2016-12-26

不換紙幣という人工物

Frank Shostak, Why Are Dollar Bills Worth Anything?(ドル紙幣に価値がある理由)より抜粋。

自由な市場経済では、銀行が紙幣(paper certificates)を刷りすぎると購買力でみた価値が下がる。保有者は購買力を守るため紙幣を金に換えようとする。全員が同時にそうすれば、銀行は倒産する。だから金の裏付けのない紙幣の発行に歯止めがかかる。

しかし政府はこの歯止めを外すことができる。命令(decree)を出し、紙幣を金に換えなくてもよくするのだ。銀行はぼろ儲けのチャンスが広がり、紙幣をとめどなく刷ろうとする。物価高騰の恐れが強まり、市場経済を破壊しかねなくなる。

政府はこうした市場経済の崩壊を防ぐには、お金の供給量を管理しなければならない。銀行の過剰な紙幣発行に歯止めをかけ、連鎖倒産(bankrupting each other)を防ぐ。このため独占的な銀行(中央銀行)を設立し、紙幣量の拡大を管理する。

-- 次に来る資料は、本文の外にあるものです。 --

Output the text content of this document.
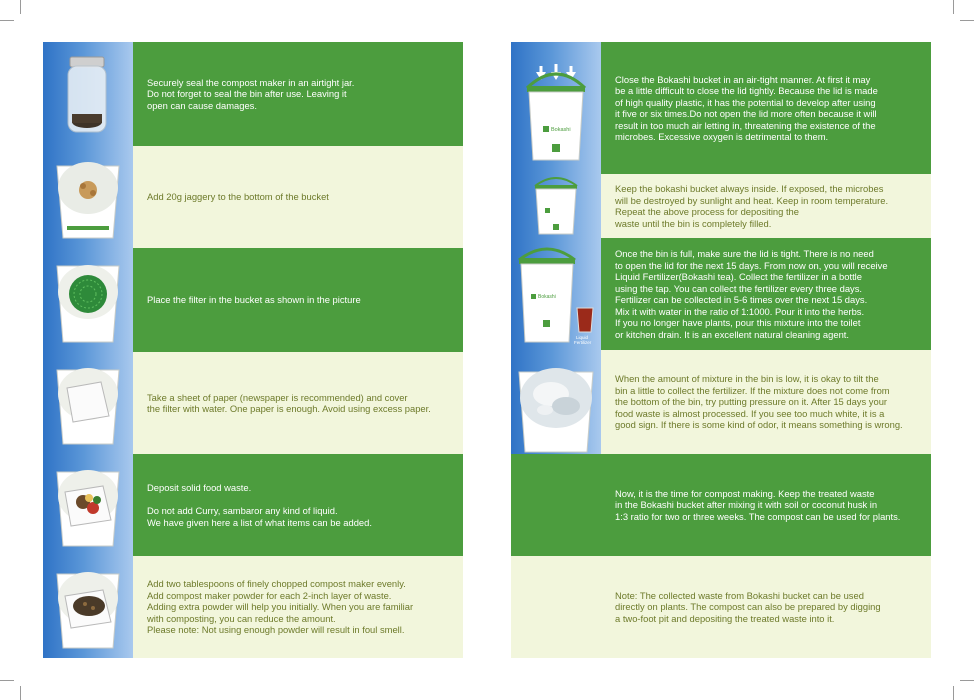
Securely seal the compost maker in an airtight jar.
Do not forget to seal the bin after use. Leaving it
open can cause damages.
Add 20g jaggery to the bottom of the bucket
Place the filter in the bucket as shown in the picture
Take a sheet of paper (newspaper is recommended) and cover
the filter with water. One paper is enough. Avoid using excess paper.
Deposit solid food waste.

Do not add Curry, sambaror any kind of liquid.
We have given here a list of what items can be added.
Add two tablespoons of finely chopped compost maker evenly.
Add compost maker powder for each 2-inch layer of waste.
Adding extra powder will help you initially. When you are familiar
with composting, you can reduce the amount.
Please note: Not using enough powder will result in foul smell.
Bokashi
Close the Bokashi bucket in an air-tight manner. At first it may
be a little difficult to close the lid tightly. Because the lid is made
of high quality plastic, it has the potential to develop after using
it five or six times.Do not open the lid more often because it will
result in too much air letting in, threatening the existence of the
microbes. Excessive oxygen is detrimental to them.
Keep the bokashi bucket always inside. If exposed, the microbes
will be destroyed by sunlight and heat. Keep in room temperature.
Repeat the above process for depositing the
waste until the bin is completely filled.
Bokashi
Liquid Fertilizer
Once the bin is full, make sure the lid is tight. There is no need
to open the lid for the next 15 days. From now on, you will receive
Liquid Fertilizer(Bokashi tea). Collect the fertilizer in a bottle
using the tap. You can collect the fertilizer every three days.
Fertilizer can be collected in 5-6 times over the next 15 days.
Mix it with water in the ratio of 1:1000. Pour it into the herbs.
If you no longer have plants, pour this mixture into the toilet
or kitchen drain. It is an excellent natural cleaning agent.
When the amount of mixture in the bin is low, it is okay to tilt the
bin a little to collect the fertilizer. If the mixture does not come from
the bottom of the bin, try putting pressure on it. After 15 days your
food waste is almost processed. If you see too much white, it is a
good sign. If there is some kind of odor, it means something is wrong.
Now, it is the time for compost making. Keep the treated waste
in the Bokashi bucket after mixing it with soil or coconut husk in
1:3 ratio for two or three weeks. The compost can be used for plants.
Note: The collected waste from Bokashi bucket can be used
directly on plants. The compost can also be prepared by digging
a two-foot pit and depositing the treated waste into it.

中央銀行は自らの権威を示すため、民間銀行の紙幣に代えて独自の紙幣を発行する。中央銀行券に購買力(purchasing power)が生まれるのは、歴史的に金の裏付けのある民間銀行券と固定レートで交換されるからだ。

俗説と異なり、ドル紙幣の価値は商品貨幣(金)との歴史的つながりから生まれた。政府の命令や社会の慣習からではない。現代の不換紙幣(fiat money)は市場経済から生まれたものではないし、生まれることもできない。